Audi Speeds Through Decades In New Campaign

Audi- Jason StathamAudi's 60-second spot for next month's Super Bowl game will air during the first quarter, in the first ad pod. And that will be the only time the ad airs on the Bowl and in a 60-second form, says Scott Keogh, CMO of the Herndon, Va.-based luxury/performance automaker.

This will be the second Super Bowl spot in as many years for Audi, which lampooned "The Godfather" last year to promote the then-new R8 sports car. This year's ad, starring action-film actor Jason Statham, promotes the supercharged version of the Audi A6 car by offering it as the last and best way for Statham to get away from the bad guys. The ad follows him in a chase that has him moving through time and from car to car--one for each decade--to avoid being captured.

"We shot a lot of footage and will tweak some of it to make a 30-second spot," says Keogh.



"Literally, what we are calling it is a 'high-speed chase through the decades,' so we try to pay a little bit of homage to some of the famous chase scenes and movies," he says. For instance, the 1970s has him in a wide-lapel shirt and brown leather jacket, with a "French Connection" motif. "The 1980s is a little bit over the top, with a wink at 'Miami Vice'," says Keogh. He says that when Statham reaches 2009, the spot has a clean "Bourne Identity" feel.

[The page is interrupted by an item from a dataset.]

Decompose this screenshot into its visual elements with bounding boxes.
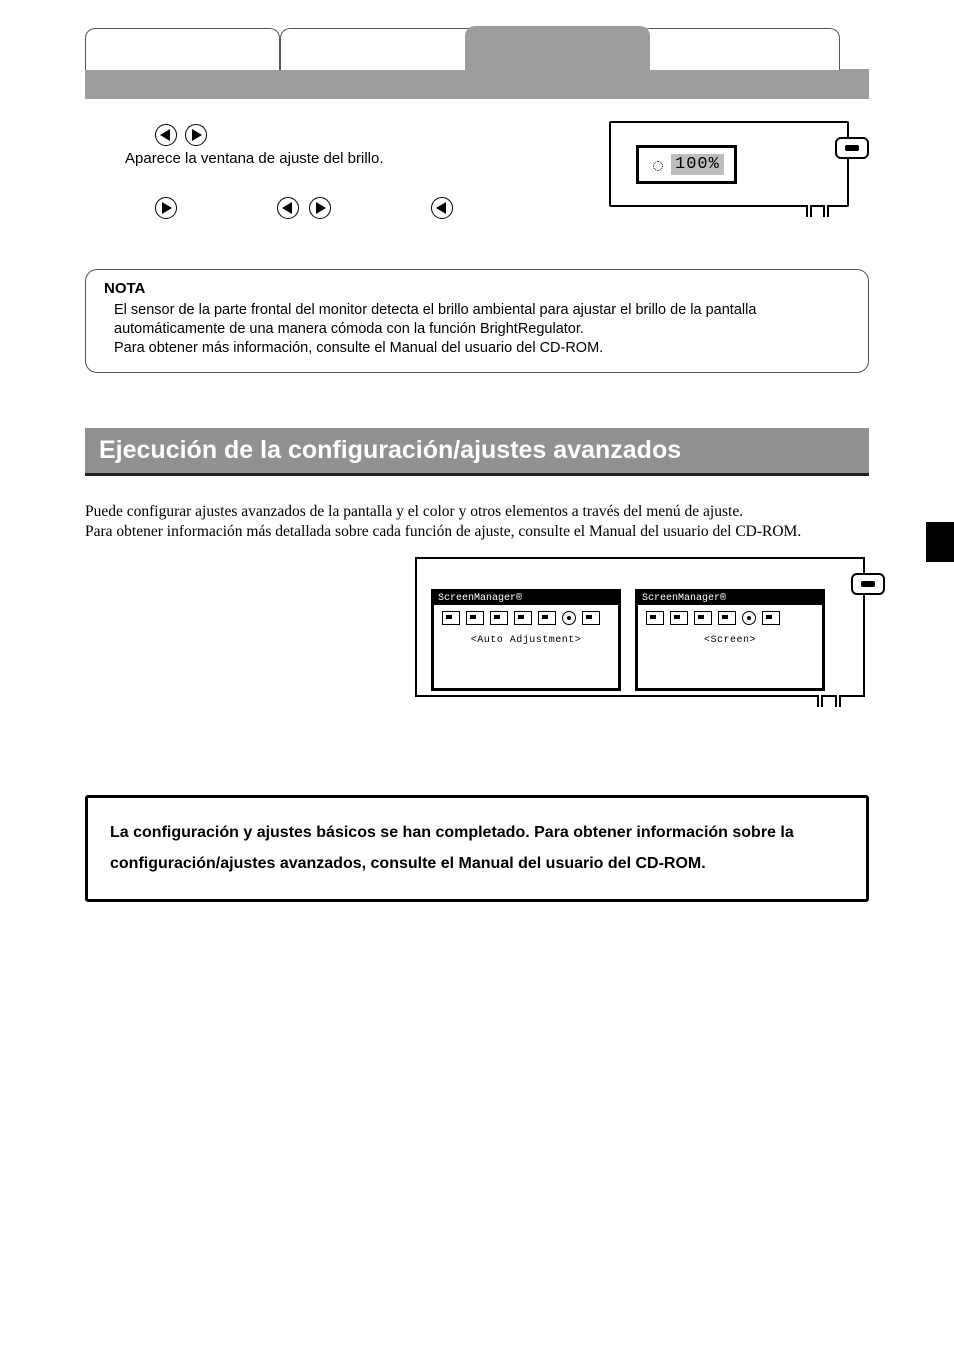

Audi will launch an entirely new ad campaign during the Academy Awards presentation to support the Q5 crossover--part of Audi's plan to expand its crossover lineup with smaller SUVs.

Keogh says Audi's purpose with the new spot is to identify the brand with what's coming versus what was. The less obvious purpose of the ad is to identify competitive brands with the latter--the past. Statham jumps into a Mercedes in the 1970s, and into a BMW in the 1980s. He considers a Lexus in the 1990s. None, for various reasons, allow him to escape.

"The story we are telling America is that with all of our innovations and technology, Audi is both today and the future--so there is, in our minds, a little social commentary. We think cars and brands have their decades and moments, and they get cemented there a little. We want to be associated with the future and to where luxury is heading."